Spoon some of this creamy pesto sauce recipe into a small saucepan over medium low heat and thin using a wee bit of chicken broth. Melt a tablespoon of cream cheese into the mixture and stir until very creamy, then swirl into hot tomato or lentil soup for an exciting hot meal that is a long way from typical or boring.
Modifying the Norm to Make It Not Entirely Average…
The use of nuts and seeds in this method are intentional. Not only do they offer a buttery texture to the finished pesto, but also take the place of dairy.
Once ground, nut and seed butters offer the creaminess found in dairy without spoiling it for those with dietary restrictions.
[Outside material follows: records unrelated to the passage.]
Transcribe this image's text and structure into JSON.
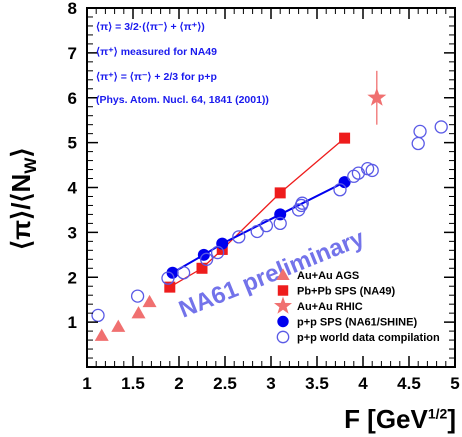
{
  "chart_data": {
    "type": "scatter",
    "xlabel": "F [GeV",
    "xlabel_sup": "1/2",
    "xlabel_end": "]",
    "ylabel": "⟨π⟩/⟨N",
    "ylabel_sub": "W",
    "ylabel_end": "⟩",
    "xlim": [
      1,
      5
    ],
    "ylim": [
      0,
      8
    ],
    "xticks": [
      "1",
      "1.5",
      "2",
      "2.5",
      "3",
      "3.5",
      "4",
      "4.5",
      "5"
    ],
    "yticks": [
      "1",
      "2",
      "3",
      "4",
      "5",
      "6",
      "7",
      "8"
    ],
    "annotations": [
      "⟨π⟩ = 3/2·(⟨π⁻⟩ + ⟨π⁺⟩)",
      "⟨π⁺⟩ measured for NA49",
      "⟨π⁺⟩ = ⟨π⁻⟩ + 2/3 for p+p",
      "(Phys. Atom. Nucl. 64, 1841 (2001))"
    ],
    "watermark": "NA61 preliminary",
    "colors": {
      "red": "#ee1c1c",
      "salmon": "#f07070",
      "blue": "#0000ee",
      "blue_light": "#5a5ae6",
      "text": "#1a1aee"
    },
    "legend_position": "bottom-right",
    "series": [
      {
        "name": "Au+Au AGS",
        "marker": "triangle",
        "color": "#f07070",
        "connected": false,
        "x": [
          1.16,
          1.34,
          1.56,
          1.68
        ],
        "y": [
          0.7,
          0.9,
          1.2,
          1.45
        ]
      },
      {
        "name": "Pb+Pb SPS (NA49)",
        "marker": "square",
        "color": "#ee1c1c",
        "connected": true,
        "x": [
          1.9,
          2.25,
          2.47,
          3.1,
          3.8
        ],
        "y": [
          1.78,
          2.2,
          2.62,
          3.88,
          5.1
        ]
      },
      {
        "name": "Au+Au RHIC",
        "marker": "star",
        "color": "#f07070",
        "connected": true,
        "x": [
          4.15
        ],
        "y": [
          6.0
        ],
        "yerr": [
          0.6
        ]
      },
      {
        "name": "p+p SPS (NA61/SHINE)",
        "marker": "circle",
        "color": "#0000ee",
        "connected": true,
        "x": [
          1.93,
          2.27,
          2.47,
          3.1,
          3.8
        ],
        "y": [
          2.1,
          2.5,
          2.75,
          3.4,
          4.12
        ]
      },
      {
        "name": "p+p world data compilation",
        "marker": "circle-open",
        "color": "#5a5ae6",
        "connected": false,
        "x": [
          1.12,
          1.55,
          1.88,
          2.05,
          2.3,
          2.42,
          2.65,
          2.85,
          2.95,
          3.1,
          3.3,
          3.33,
          3.34,
          3.75,
          3.9,
          3.95,
          4.05,
          4.1,
          4.6,
          4.62,
          4.85
        ],
        "y": [
          1.15,
          1.58,
          1.98,
          2.1,
          2.4,
          2.55,
          2.9,
          3.02,
          3.15,
          3.2,
          3.5,
          3.6,
          3.65,
          3.95,
          4.25,
          4.32,
          4.42,
          4.38,
          4.98,
          5.25,
          5.35
        ]
      }
    ]
  }
}
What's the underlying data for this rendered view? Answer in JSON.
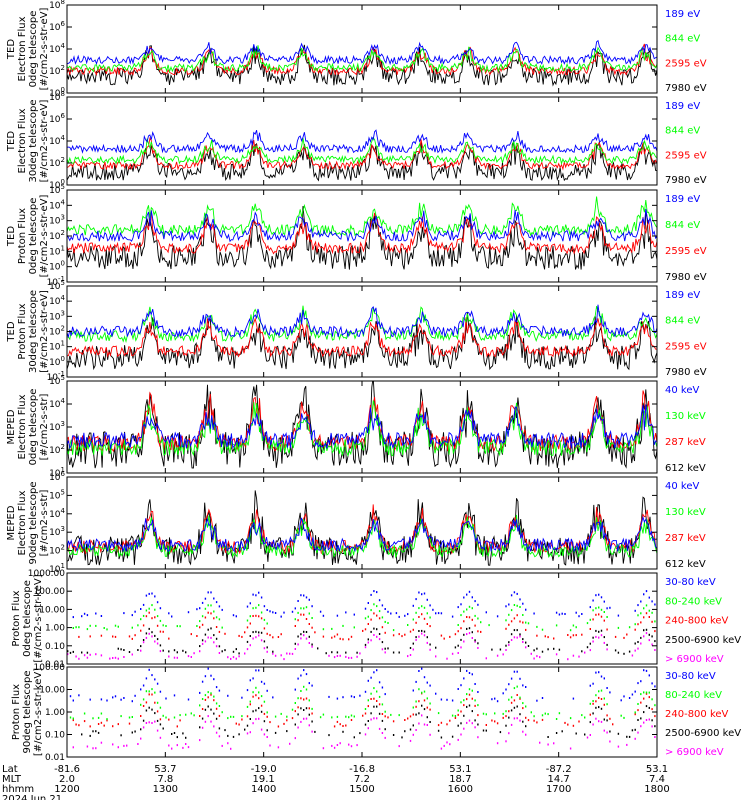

This? This is a good thing. So next time you find yourself with carrot tops, whirl them up with these simple ingredients and give my Creamy Carrot Green Pesto Sauce recipe a try.
Can’t eat pignoli nuts? Use walnuts in lieu of pignolis in equal measure.
Don’t have fresh parsley? Use fresh baby spinach leaves or basil leaves or a combination of both.
Don’t really care if you have dairy? Skip the coconut milk and go heavy cream.
All of these ingredients make sense together, so there’s nothing weird about experimenting.
Creamy Carrot Green Pesto Sauce Recipe
- jar with tight-fitting lid
Ingredients for Creamy Carrot Green Pesto Sauce Recipe
- 2 bunches carrot greens fresh; about 2 – 3 cups loosely packed, big stems removed
- 1 cup parsley fresh
- 1/2 cup olive oil
- 4 tablespoons full fat coconut milk
- 1/2 large lemon, juiced
- 3 cloves garlic peeled
- 1 tablespoon sunflower kernels
- 1 tablespoon pignoli nuts
- 3/4 teaspoon Kosher salt or more to taste
- black pepper freshly cracked
- red pepper flakes
- Parmesan cheese freshly grated
- To the barrel of a food processor, add all of the ingredients pulse until to desired consistency. Taste and season if necessary. Add additional coconut milk or olive oil to thin the sauce or additional nuts or sunflower kernels to thicken it.
- Scrape the pesto into a lidded jar or container with a tight-fitting lid. Store refrigerated for up to 7 days.